I was trying to implement a flavor of barrier wait to synchronize
pthreads( the machine's Xeon X5, running linux 2.6 and gcc 4.1.1).
To ensure sequential conistency - i sprinkled my code with mfences -
unfortunately i find the memory consistency being broken when i run
this code. I was wondering if i've missed something?
I'm using 3 booleans as the synchronization flags; have spread 'em
across 3 cache lines to prevent false sharing. Am synchronizing 3
threads (taking 3 as a small example)
uint8_t X[3 * cachelinesize]; (where cache line size is 64 in this
case)
my mem barrier is " __asm__ __volatile__ ("mfence" : : : "memory");"
(pardon the overkill - i've used mem barriers instead of lfences/
sfences - just wanted to make sure this works, before i
optimize it)
ThreadA
while (1) {
mem barrier #1;
while ( X[0 * cacheline_size] != 0) ; // i tried inserting
pause too ------------> POINT A
mem barrier #2;
do some work;
mem barrrier #3;
X[0 *cacheline_size] = 1;
mem barrier # 4;
while (X[0 * cacheline size] != 2) ; // spin
mem barrier #5;
do something ;
mem barrier #6;
X[0 * cacheline size] = 3;------------> POINT C
mem barrier # 7;
}
............
(similar code in the other threads)
Main synchronizing thread
------------------------------------
while (1) {
mem barrier # 8;
while( all X[ 0...n] not 1) ; / => spin until (X[ 0 *
cacheline size] == 1) || (X[1 * cacheline size == 1]) etc
mem barrier # 9;
X[0...n] = 2; // tried doing this in a CAS
too - didn't help;
mem barrier # 10;
while(X[0...n] != 3) ; // spin ------------> POINT B
mem barrier # 11
do somthing
mem barrier #12
X[0...n ] = 0;
mem barrier;
}
Problem/Issue
I get into a deadlock at times - thread A is waiting on (X[0] ! = 0)

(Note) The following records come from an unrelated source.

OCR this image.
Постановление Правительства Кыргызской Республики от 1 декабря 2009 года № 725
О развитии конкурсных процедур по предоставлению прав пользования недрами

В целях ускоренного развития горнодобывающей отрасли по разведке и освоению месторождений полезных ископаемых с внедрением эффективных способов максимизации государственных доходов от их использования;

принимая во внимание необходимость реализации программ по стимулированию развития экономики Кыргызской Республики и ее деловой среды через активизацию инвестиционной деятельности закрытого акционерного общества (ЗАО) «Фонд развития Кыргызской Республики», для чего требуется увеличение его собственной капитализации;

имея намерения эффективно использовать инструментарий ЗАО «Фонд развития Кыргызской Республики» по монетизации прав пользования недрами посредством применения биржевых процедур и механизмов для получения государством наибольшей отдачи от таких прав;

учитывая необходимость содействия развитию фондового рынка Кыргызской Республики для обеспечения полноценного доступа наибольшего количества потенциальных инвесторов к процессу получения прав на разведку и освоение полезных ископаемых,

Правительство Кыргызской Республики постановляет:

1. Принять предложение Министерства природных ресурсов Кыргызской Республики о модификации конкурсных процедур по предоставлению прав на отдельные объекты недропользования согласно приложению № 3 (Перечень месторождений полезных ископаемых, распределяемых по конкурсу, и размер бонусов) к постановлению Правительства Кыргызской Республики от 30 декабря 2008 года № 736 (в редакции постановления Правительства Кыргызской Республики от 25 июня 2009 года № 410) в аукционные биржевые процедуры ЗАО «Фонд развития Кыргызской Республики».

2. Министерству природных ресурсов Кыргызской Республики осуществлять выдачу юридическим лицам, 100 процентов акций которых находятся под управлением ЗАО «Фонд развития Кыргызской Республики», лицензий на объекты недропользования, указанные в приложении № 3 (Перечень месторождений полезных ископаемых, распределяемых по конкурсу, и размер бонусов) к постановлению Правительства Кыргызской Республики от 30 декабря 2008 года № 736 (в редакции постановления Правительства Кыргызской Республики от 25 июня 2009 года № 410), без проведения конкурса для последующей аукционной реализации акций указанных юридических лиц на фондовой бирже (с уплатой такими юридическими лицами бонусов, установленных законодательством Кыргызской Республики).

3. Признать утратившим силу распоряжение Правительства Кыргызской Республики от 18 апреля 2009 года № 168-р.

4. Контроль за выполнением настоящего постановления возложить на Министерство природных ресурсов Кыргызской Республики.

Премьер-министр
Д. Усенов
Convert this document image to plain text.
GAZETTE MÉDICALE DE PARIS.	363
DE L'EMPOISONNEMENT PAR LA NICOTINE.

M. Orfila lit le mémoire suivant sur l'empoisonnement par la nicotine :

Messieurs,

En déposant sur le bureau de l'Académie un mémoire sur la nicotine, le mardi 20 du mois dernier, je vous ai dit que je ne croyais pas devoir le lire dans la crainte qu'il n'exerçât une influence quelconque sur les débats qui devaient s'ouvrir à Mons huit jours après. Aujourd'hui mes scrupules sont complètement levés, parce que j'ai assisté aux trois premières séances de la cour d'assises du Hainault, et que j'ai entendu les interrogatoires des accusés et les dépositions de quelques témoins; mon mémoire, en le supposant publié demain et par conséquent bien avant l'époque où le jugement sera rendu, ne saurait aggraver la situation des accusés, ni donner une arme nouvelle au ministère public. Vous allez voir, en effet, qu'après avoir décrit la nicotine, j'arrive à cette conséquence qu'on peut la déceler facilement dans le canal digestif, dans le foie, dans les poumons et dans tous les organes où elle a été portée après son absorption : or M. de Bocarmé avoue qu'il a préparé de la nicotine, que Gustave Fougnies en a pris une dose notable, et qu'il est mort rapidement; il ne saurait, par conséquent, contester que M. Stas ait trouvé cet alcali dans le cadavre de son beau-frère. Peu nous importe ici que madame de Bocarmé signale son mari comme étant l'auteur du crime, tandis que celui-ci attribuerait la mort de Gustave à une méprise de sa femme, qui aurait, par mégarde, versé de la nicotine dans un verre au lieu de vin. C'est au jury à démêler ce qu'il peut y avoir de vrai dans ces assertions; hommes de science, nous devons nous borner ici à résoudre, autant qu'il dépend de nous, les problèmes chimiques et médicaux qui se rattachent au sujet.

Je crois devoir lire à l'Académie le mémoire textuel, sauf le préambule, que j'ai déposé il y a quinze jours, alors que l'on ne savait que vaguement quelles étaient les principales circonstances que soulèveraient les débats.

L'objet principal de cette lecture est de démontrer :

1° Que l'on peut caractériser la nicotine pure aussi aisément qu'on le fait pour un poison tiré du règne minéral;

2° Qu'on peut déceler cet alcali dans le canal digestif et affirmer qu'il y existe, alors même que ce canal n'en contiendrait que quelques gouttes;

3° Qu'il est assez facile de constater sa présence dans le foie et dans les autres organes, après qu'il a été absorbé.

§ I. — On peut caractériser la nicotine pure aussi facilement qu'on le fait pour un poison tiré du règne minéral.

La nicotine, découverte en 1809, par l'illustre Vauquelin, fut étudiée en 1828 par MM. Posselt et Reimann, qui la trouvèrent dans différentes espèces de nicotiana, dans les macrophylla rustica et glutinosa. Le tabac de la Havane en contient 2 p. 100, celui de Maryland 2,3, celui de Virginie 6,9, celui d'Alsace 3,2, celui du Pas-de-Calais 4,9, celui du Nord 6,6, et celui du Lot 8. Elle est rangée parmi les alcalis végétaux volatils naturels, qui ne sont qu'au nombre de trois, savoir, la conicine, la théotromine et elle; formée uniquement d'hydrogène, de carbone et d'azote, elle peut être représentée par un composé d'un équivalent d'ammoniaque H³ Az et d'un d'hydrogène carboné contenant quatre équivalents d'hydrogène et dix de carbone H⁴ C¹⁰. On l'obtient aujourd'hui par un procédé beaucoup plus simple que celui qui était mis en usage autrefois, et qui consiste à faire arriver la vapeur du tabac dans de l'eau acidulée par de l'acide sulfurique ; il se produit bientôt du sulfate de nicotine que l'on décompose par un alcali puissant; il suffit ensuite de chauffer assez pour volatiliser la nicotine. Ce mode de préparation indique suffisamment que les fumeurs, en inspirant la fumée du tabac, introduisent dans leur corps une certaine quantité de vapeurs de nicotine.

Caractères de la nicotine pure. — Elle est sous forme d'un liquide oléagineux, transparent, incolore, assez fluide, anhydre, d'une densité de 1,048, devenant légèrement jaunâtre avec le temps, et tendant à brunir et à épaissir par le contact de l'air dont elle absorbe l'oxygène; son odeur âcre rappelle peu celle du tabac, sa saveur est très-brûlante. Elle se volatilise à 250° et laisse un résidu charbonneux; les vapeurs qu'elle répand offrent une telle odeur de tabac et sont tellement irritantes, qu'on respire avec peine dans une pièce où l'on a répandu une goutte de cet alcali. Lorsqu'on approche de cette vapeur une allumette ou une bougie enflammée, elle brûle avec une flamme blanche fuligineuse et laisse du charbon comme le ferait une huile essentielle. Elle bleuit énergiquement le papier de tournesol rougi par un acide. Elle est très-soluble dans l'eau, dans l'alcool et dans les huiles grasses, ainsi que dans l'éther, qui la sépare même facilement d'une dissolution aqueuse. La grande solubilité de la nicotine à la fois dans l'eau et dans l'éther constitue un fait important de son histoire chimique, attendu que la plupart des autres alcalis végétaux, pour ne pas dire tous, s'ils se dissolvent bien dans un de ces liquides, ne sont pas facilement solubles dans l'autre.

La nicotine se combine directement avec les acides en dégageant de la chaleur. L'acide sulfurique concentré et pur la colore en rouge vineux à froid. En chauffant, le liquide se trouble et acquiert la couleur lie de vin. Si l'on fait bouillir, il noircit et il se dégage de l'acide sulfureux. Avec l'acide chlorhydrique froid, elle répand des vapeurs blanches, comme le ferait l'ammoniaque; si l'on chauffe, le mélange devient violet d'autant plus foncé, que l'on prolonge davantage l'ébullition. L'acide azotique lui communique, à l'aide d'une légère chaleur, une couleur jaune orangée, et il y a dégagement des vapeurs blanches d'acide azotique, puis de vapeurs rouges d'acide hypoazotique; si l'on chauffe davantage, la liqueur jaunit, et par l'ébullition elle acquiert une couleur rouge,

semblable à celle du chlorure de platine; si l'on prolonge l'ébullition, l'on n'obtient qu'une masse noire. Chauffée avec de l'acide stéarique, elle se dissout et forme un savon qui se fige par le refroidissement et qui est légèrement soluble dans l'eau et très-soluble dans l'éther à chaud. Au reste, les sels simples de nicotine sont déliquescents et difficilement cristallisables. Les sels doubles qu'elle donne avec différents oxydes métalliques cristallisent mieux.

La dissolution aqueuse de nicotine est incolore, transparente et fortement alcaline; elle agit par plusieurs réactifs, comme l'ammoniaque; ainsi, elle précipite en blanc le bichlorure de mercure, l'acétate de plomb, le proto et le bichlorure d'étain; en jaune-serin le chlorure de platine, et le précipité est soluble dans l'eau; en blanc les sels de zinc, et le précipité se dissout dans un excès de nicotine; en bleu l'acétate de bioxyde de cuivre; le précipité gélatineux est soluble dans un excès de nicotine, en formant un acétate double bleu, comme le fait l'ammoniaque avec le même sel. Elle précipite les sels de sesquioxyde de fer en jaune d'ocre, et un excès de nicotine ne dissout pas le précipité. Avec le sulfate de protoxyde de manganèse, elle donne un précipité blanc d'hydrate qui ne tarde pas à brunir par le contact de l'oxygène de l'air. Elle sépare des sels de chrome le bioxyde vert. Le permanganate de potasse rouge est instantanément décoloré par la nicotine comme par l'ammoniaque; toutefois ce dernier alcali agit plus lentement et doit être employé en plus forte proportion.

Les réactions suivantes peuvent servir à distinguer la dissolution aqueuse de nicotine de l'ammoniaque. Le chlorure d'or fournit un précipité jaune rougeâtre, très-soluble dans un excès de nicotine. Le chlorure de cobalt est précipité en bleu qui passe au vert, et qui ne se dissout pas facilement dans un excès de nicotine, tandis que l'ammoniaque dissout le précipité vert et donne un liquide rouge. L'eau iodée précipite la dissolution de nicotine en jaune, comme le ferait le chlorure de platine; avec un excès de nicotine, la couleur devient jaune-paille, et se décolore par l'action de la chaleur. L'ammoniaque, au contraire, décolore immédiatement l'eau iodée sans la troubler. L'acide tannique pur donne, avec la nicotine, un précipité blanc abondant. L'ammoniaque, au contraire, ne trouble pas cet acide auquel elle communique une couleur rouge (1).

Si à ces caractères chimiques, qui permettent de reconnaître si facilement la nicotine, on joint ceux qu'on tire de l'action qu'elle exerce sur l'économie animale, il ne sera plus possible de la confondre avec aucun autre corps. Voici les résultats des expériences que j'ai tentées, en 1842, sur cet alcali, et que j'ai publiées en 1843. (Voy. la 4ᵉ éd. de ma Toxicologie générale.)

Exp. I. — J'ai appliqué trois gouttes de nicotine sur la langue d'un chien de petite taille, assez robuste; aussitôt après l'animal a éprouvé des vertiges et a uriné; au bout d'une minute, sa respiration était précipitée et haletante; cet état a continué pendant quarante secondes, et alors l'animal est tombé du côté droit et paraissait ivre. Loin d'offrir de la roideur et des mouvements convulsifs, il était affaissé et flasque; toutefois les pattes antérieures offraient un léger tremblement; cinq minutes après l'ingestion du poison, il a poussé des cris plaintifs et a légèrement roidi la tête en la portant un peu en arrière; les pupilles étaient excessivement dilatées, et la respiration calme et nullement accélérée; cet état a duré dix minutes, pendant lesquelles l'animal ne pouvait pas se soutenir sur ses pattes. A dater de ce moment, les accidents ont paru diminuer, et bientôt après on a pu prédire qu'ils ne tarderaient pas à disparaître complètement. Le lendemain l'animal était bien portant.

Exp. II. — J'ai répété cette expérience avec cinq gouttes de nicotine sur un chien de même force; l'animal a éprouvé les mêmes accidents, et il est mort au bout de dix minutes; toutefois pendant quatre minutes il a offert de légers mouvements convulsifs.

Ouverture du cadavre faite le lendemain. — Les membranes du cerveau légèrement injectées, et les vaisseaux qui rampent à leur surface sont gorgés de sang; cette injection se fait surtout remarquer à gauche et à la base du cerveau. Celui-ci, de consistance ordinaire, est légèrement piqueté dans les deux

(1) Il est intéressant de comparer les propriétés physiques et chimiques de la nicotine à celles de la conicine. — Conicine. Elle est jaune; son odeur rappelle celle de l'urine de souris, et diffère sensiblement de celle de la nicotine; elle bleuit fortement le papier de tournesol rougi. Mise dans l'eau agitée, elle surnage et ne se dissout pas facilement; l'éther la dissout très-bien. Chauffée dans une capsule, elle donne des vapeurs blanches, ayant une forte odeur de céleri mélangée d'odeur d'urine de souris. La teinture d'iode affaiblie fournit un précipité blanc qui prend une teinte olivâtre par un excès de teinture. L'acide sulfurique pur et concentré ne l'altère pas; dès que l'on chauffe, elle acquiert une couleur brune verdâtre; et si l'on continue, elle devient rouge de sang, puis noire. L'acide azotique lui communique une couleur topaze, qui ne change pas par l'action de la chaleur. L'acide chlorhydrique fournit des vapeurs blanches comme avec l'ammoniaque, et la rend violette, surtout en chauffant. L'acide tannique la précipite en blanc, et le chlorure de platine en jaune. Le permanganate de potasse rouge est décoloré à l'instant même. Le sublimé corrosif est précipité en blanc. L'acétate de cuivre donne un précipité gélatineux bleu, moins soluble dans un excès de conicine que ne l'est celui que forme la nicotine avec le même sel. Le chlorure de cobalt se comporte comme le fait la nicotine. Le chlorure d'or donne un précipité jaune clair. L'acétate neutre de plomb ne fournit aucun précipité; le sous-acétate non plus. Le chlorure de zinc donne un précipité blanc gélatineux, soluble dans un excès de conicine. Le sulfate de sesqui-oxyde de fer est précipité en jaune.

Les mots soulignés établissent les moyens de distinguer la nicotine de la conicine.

( point A) and the main thread is
waiting at point B with X[0] = 2- there's no way that could have
happened unless thread A bypassed point C.
Could someone tell me if i've screwed up someplace?
Thanks
-Addy
}
> I was trying to implement a flavor of barrier wait to synchronize
> pthreads( the machine's Xeon X5, running linux 2.6 and gcc 4.1.1).
> To ensure sequential consistency - I sprinkled my code with mfences -
> unfortunately I find the memory consistency being broken when I run
> this code. I was wondering if I've missed something?
You might find the following document somewhat relevant.
Intel 64 Architecture Memory Ordering White Paper
http://dl.free.fr/pLg3bHtbF/intel-memory-ordering.pdf
What you are trying to do does not require fences on an x64
using normally allocated memory. When just doing reads or writes
to the shared variables as you are, as opposed to
read-modify-write, then you do not need atomic ops.
So if it doesn't work, you've buggered something up :-)
(e.g. what was X init'ed to before you started the worker threads?)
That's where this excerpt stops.